It was christened "Angels Landing," as the story goes, when a group passing through Zion Canyon in 1916 spied the 1,500-foot sandstone promontory jutting into the middle of the canyon and declared that only angels could land on its summit.
Ten years later, the angels were forced to share the lofty perch when a trail was extended to the summit. And while the white-knuckle climb to the top is not recommended for those with a fear of heights, the sweeping 360-degree panoramic view from the middle of the canyon is one that will stay with you for a lifetime.
Angels Landing is just one of many adventures that make Zion National Park in southern Utah one of the country's most visited national parks each year, however, most come to see the attractions in Zion Canyon, the park's headquarters.

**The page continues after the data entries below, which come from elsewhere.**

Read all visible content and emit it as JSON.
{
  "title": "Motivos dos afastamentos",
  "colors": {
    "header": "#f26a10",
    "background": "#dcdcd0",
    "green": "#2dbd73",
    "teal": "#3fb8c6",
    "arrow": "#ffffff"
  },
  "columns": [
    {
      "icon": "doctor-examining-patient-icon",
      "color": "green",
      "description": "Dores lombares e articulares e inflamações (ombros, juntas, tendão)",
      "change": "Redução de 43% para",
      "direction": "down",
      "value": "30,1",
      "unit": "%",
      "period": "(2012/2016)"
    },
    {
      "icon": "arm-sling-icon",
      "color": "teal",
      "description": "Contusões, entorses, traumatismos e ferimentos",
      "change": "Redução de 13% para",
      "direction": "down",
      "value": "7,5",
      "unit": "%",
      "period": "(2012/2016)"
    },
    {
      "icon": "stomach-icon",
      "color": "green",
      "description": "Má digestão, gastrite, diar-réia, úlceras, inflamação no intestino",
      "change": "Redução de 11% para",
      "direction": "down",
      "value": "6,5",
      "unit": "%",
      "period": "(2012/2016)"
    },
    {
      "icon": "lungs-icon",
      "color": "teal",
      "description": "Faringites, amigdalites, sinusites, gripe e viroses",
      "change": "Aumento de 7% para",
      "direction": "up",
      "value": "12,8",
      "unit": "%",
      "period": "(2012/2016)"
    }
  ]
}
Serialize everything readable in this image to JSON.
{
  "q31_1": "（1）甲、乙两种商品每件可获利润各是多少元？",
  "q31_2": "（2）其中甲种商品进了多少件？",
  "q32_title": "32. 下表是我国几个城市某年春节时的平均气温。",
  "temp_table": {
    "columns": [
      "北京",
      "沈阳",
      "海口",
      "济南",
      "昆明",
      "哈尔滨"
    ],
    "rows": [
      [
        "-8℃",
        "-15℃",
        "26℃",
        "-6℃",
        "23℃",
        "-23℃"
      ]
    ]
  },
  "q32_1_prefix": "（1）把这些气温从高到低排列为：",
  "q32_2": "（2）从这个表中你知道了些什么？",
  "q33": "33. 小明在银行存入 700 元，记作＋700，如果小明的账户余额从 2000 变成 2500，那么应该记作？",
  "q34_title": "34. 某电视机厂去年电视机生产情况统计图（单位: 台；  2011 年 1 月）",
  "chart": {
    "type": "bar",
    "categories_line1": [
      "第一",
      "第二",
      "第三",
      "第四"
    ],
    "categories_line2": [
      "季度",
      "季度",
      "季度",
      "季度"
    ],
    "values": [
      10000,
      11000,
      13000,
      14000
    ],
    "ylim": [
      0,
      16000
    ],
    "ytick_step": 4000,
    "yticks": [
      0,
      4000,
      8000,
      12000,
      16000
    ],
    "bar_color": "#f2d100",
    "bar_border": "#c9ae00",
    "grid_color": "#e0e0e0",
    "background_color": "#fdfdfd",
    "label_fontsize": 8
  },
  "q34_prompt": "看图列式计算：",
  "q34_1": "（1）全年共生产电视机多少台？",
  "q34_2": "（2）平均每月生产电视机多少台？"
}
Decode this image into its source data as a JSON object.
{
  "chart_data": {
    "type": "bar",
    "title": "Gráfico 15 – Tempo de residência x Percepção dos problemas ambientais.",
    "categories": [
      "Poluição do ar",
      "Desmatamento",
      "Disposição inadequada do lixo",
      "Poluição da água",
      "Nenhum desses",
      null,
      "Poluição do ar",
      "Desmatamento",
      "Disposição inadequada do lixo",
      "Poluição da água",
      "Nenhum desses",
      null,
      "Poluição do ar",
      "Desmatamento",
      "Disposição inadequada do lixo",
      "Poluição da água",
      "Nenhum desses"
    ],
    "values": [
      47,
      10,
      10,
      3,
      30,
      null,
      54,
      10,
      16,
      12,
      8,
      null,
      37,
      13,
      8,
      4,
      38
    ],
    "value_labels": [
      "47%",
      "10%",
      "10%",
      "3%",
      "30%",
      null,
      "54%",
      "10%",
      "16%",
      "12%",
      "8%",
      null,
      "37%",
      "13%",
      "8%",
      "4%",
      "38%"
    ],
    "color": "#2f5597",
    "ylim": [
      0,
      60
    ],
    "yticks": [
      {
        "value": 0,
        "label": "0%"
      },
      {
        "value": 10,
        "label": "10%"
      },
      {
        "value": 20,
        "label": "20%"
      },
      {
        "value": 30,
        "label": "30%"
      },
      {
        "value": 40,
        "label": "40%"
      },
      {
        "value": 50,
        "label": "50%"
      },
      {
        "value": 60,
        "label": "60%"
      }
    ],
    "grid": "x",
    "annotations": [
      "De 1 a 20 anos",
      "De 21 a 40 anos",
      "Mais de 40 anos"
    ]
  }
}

View from the top of Angels Landing
Centuries of wind and water erosion, primarily caused by the North Fork of the Virgin River, carved the 15-mile-long canyon, which is 2,000 feet deep. Over the years, tributaries have continued the erosion process, carving out numerous slot canyons that feed into Zion Canyon and the Virgin River and create a seemingly infinite number of potential areas to explore. Learn more about Zion National Park before you pack up and head out.
Where to Camp
The national park has three campgrounds. The two largest, Watchman and South, are located near the main visitor center just inside the south entrance to the park. They serve as ideal staging areas for whatever excursions you have planned.
This location is a short walk to the shuttle that carries visitors throughout the park from April to November, when private cars are restricted from the canyon. From here you can also stroll to a small collection of shops, a grocery store and even a movie theater.